Furthermore, Bouteflika appeared like a proxy leader to some given his debilitated state of health following a stroke in 2013 that left him unable to walk or talk. Because of this and the Algerian government’s rather opaque functioning, Bouteflika himself was not the sole or even the main target of protests in the spring. This context helps to explain why people are still demonstrating today despite the developments in the country, according to BBC.  

Algerians continued to protest in the streets after Bouteflika withdrew his bid for reelection and are demanding a complete overhaul of the current political system. The army-backed government that took over after Bouteflika’s resignation canceled the elections previously set for July 4 due to a lack of candidates. Protesters are voicing their displeasure with the current government, calling for “a civilian, not military state,” according to France24. 

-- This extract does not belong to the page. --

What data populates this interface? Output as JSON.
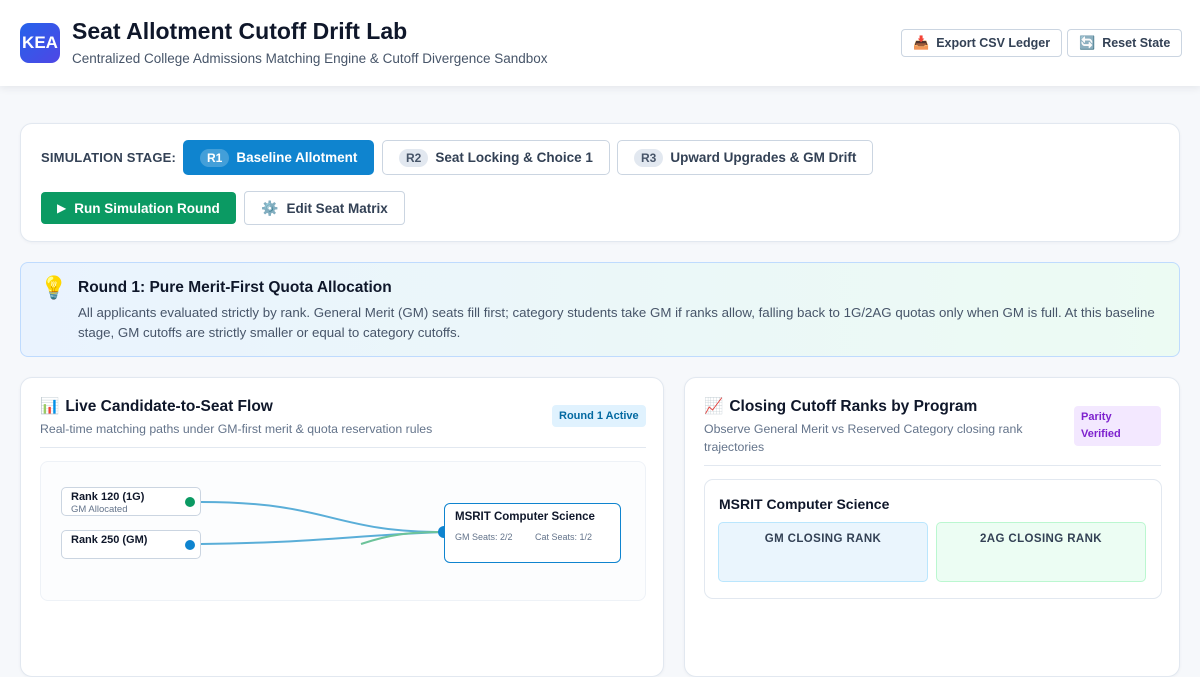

Due to mixed signals from the current government, there is some concern that the upcoming elections will not be as free as the public hopes. Algerian authorities have been trying to calm protesters by prosecuting several of Bouteflika’s allies accused of corruption. However, to the dismay of many, the police have been cracking down on protesters and jailing dozens, including several prominent opposition leaders. Demonstrators are now calling for the removal of General Ahmed Gaid Salah over fears that he may hamper free and fair elections.

“The people want the fall of Gaid Salah,” the protesters chanted, according to Al Jazeera. “Take us all to prison, the people will not stop.” 

Algeria’s youth in particular do not want another figurehead president. They want a new generation to take over and accomplish real and badly needed political and economic reform, Reuters reports. A man’s attempt to self-immolate in Algiers reflects the urgency of the situation in the eyes of much of the country’s younger generation. 

The size and duration of the protests in Algeria are unprecedented, and the Algerian people show no signs of being satisfied with recent efforts at reform.